Atom uses a power of two, which is sometimes explicitly cited
as a bad choice. Write a program to generate or read, say, 10,000
typical strings and measure Atom_new’s speed and the distribution
of the lengths of the lists. Then change buckets so that it has
2,039 entries (the largest prime less than 2,048), and repeat the
measurements. Does using a prime help? How much does your
conclusion depend on your specific machine?“
so I did changed that hash table size to 2039,but it seems a prime number actually made
a bad distribution of the lengths of the lists, I have tried 64, 61, 61 actually made a bad distribution too.
I am just want to know why a prime table size make a bad distribution, is this because the hash function used with Atom_new a bad hash function?
I am using this function to print out the lengths of the atom lists
#define B_SIZE 2048
void Atom_print(void)
{
int i,t;
struct atom *atom;
for(i= 0;i<B_SIZE;i++) {
t = 0;
for(atom=buckets[i];atom;atom=atom->link) {
++t;
}
printf("%d ",t);
}
}
Well, along time ago I had to implement a hash table (in driver development), and I about the same.
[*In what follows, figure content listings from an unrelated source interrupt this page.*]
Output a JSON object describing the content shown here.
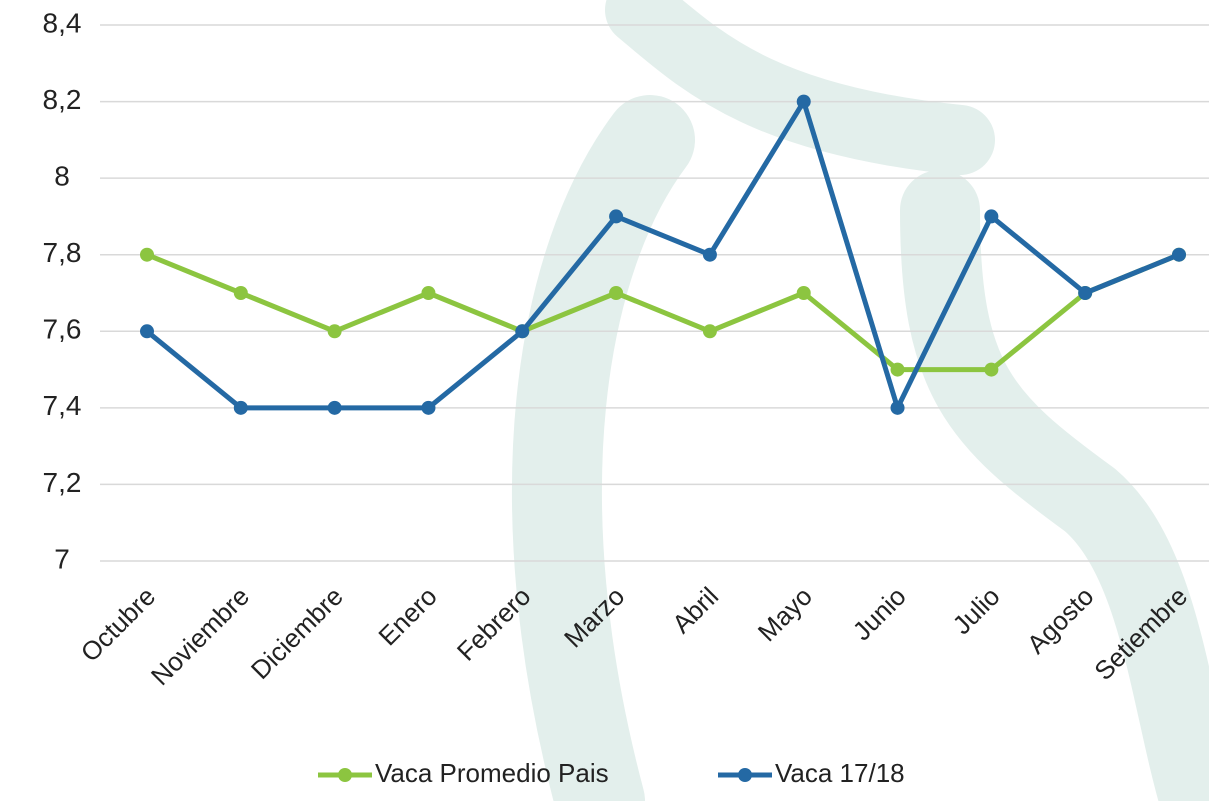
{
  "chart_data": {
    "type": "line",
    "categories": [
      "Octubre",
      "Noviembre",
      "Diciembre",
      "Enero",
      "Febrero",
      "Marzo",
      "Abril",
      "Mayo",
      "Junio",
      "Julio",
      "Agosto",
      "Setiembre"
    ],
    "series": [
      {
        "name": "Vaca Promedio Pais",
        "color": "#8cc540",
        "values": [
          7.8,
          7.7,
          7.6,
          7.7,
          7.6,
          7.7,
          7.6,
          7.7,
          7.5,
          7.5,
          7.7,
          7.8
        ]
      },
      {
        "name": "Vaca 17/18",
        "color": "#2469a4",
        "values": [
          7.6,
          7.4,
          7.4,
          7.4,
          7.6,
          7.9,
          7.8,
          8.2,
          7.4,
          7.9,
          7.7,
          7.8
        ]
      }
    ],
    "ylim": [
      7,
      8.4
    ],
    "yticks": [
      7,
      {
        "value": 7.2,
        "label": "7,2"
      },
      {
        "value": 7.4,
        "label": "7,4"
      },
      {
        "value": 7.6,
        "label": "7,6"
      },
      {
        "value": 7.8,
        "label": "7,8"
      },
      8,
      {
        "value": 8.2,
        "label": "8,2"
      },
      {
        "value": 8.4,
        "label": "8,4"
      }
    ],
    "grid": true,
    "legend": "bottom"
  }
}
Why the heck should I use a prime number? OTOH power of 2 is even better – instead of calculating the modulus in case of power of 2 you may use bitwise AND.
So I’ve implemented such a hash table. The key was a pointer (returned by some 3rd-party function). Then, eventually I noticed that in my hash table only 1/4 of all the entries is filled. Because that hash function I used was identity function, and just in case it turned out that all the returned pointers are multiples of 4.
The idea of using the prime numbers for the hash table size is the following: real-world hash functions do not produce equally-distributed values. Usually there’s (or at least there may be) some dependency. So, in order to diffuse this distribution it’s recommended to use prime numbers.
BTW, theoretically there may happen that occasionally the hash function will produce the numbers that are multiples of your chosen prime number. But the probability of this is lower than if it was not a prime number.